Contudo, tanto pela ementa quanto pelo voto condutor, identificamos uma premissa equivocada na análise realizada pelo Tribunal: a de que a alteração do valor de honorários seria um tópico de mérito do recurso, visando desconstruir ou alterar os critérios utilizados na instância inferior para estipulação do percentual; entretanto, a mens legis orienta-se no sentido de serem os honorários advocatícios um acessório à condenação, nos moldes dos juros e da correção monetária.

Com efeito, prevê o art. 322, §1º do CPC: “[c]ompreendem-se no principal os juros legais, a correção monetária e as verbas de sucumbência, inclusive os honorários advocatícios”.

Ou seja, se quando da petição inicial já se compreendem feitos os pedidos de juros, correção monetária e honorários sucumbenciais, pode-se igualmente afirmar que quando do recurso estará, automaticamente, incluído o pedido de majoração dos honorários. Daí o entendimento do TRT-15, visto acima, prever inclusive que os honorários recursais prescindem de pedido específico pela parte recorrente.

Naturalmente, é legítimo o recurso que pleiteie pura e simplesmente a alteração dos honorários advocatícios por reputá-los insuficientes, injustos, desproporcionais etc. Porém, considerando a existência do instituto dos honorários recursais, é necessário distinguir muito bem entre um e outro, a fim de garantir a precisão conceitual e, consequentemente, o viés adequado na análise do recurso pelo órgão ad quem.

Além do mais, esse julgado do TST entende que a majoração dos honorários seria facultativa, não obrigatória, o que não se pode depreender da norma legal: “[o] tribunal, ao julgar recurso, majorará os honorários fixados anteriormente” (grifos nossos) – o verbo, ao prever a ação que ocorrerá como consequência do julgamento do recurso, não abre margem para que os tribunais decidam de modo diverso.

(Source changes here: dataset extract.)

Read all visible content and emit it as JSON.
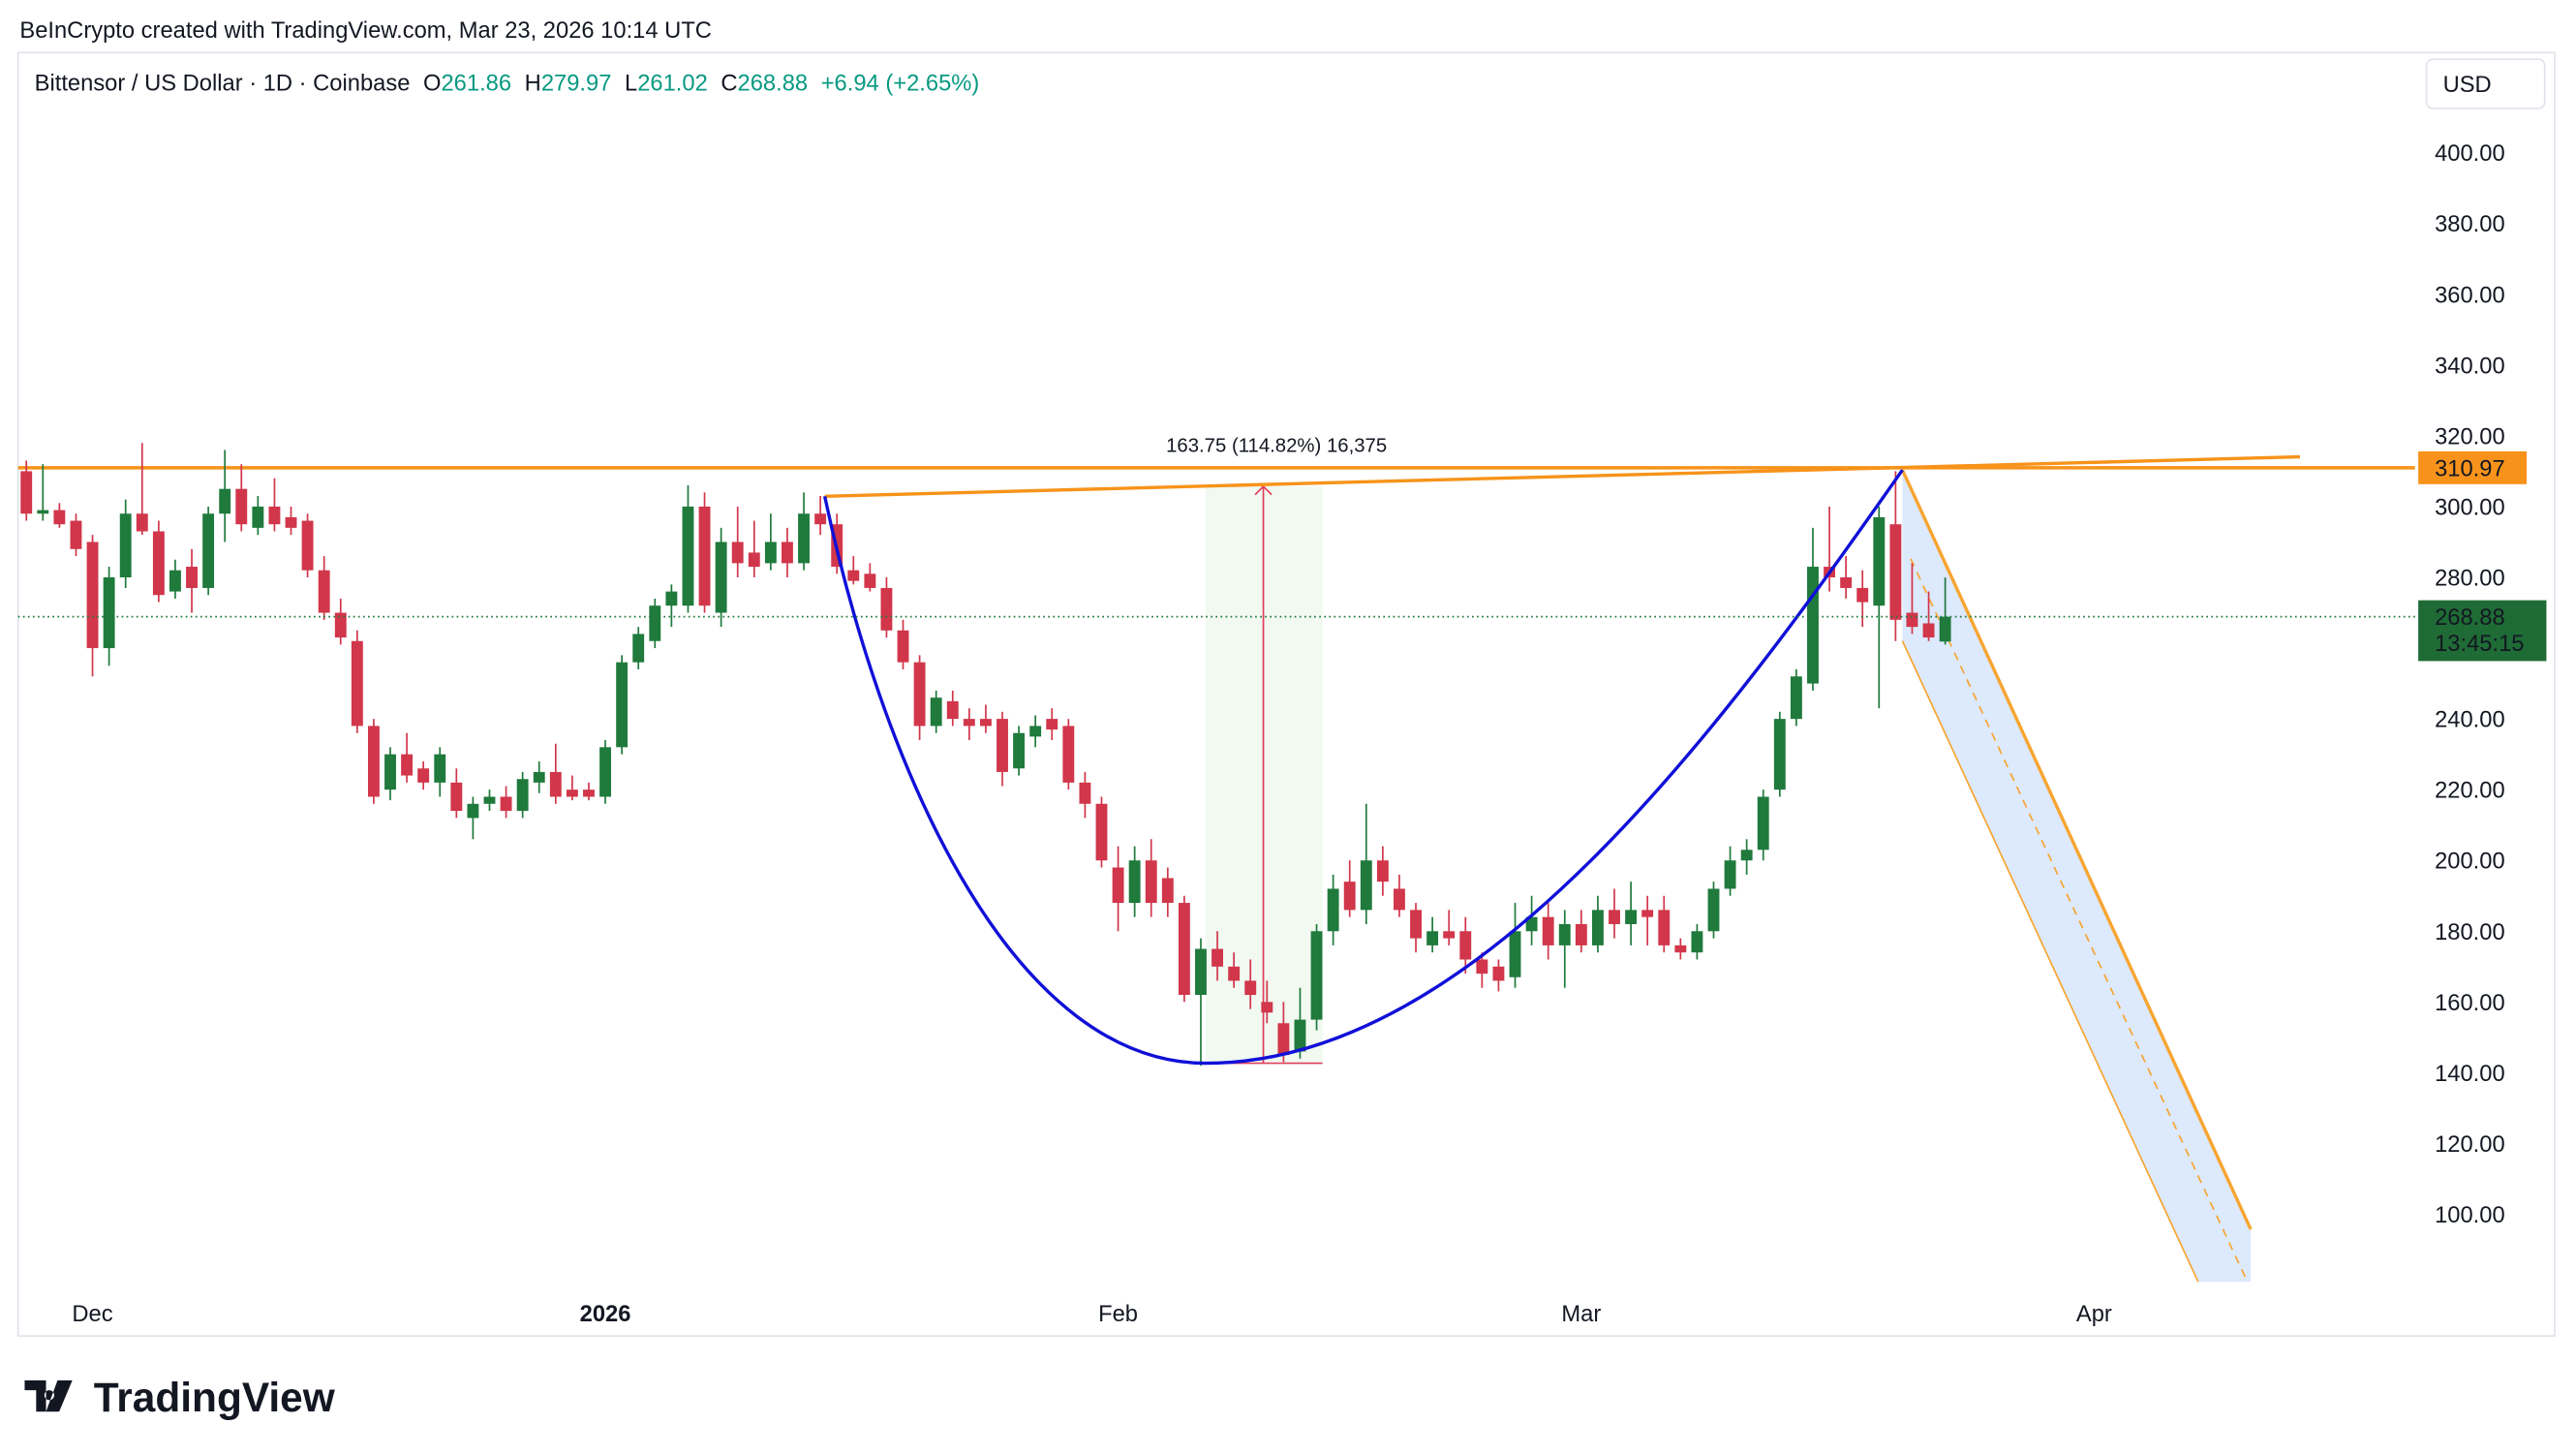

Ainda analisando a redação, sob o ponto de vista do ato administrativo, quer nos parecer ser essa majoração um ato administrativo vinculado (ou seja, o contrário de discricionário), “porque a lei não deixou opções; ela estabelece que, diante de determinados requisitos, a Administração deve agir de tal ou qual forma”[11].

Os únicos requisitos legais para a majoração, no caso, são que o tribunal em questão julgue o recurso e respeite, no cômputo geral, o determinado nos parágrafos 2º (critérios de estipulação em geral) e 3º (critérios específicos envolvendo condenação da Administração Pública) do art. 85 do CPC.

Acerca desse dispositivo, afirma a doutrina processualista civil:

“A fixação de verba honorária nos recursos é uma importante e relevante inovação trazida pelo CPC/2015, cabendo ao órgão julgador fixar o valor dos honorários considerando o trabalho apresentado pelo patrono em sede recursal. Não se trata de faculdade do órgão julgador fixar a sucumbência recursal, mas sim dever decorrente de lei.

(…) A modificação trazida pelo CPC/2015, especialmente no § 11 do art. 85, alterou a sistemática anterior, pois agora o tribunal, ao julgar o recurso interposto, ficará obrigado a majorar o valor dos honorários fixado anteriormente, independentemente de recurso de apelação para discussão da verba honorária, tudo de maneira a remunerar o trabalho desenvolvido pelo advogado em sede recursal.”[12] (grifos nossos)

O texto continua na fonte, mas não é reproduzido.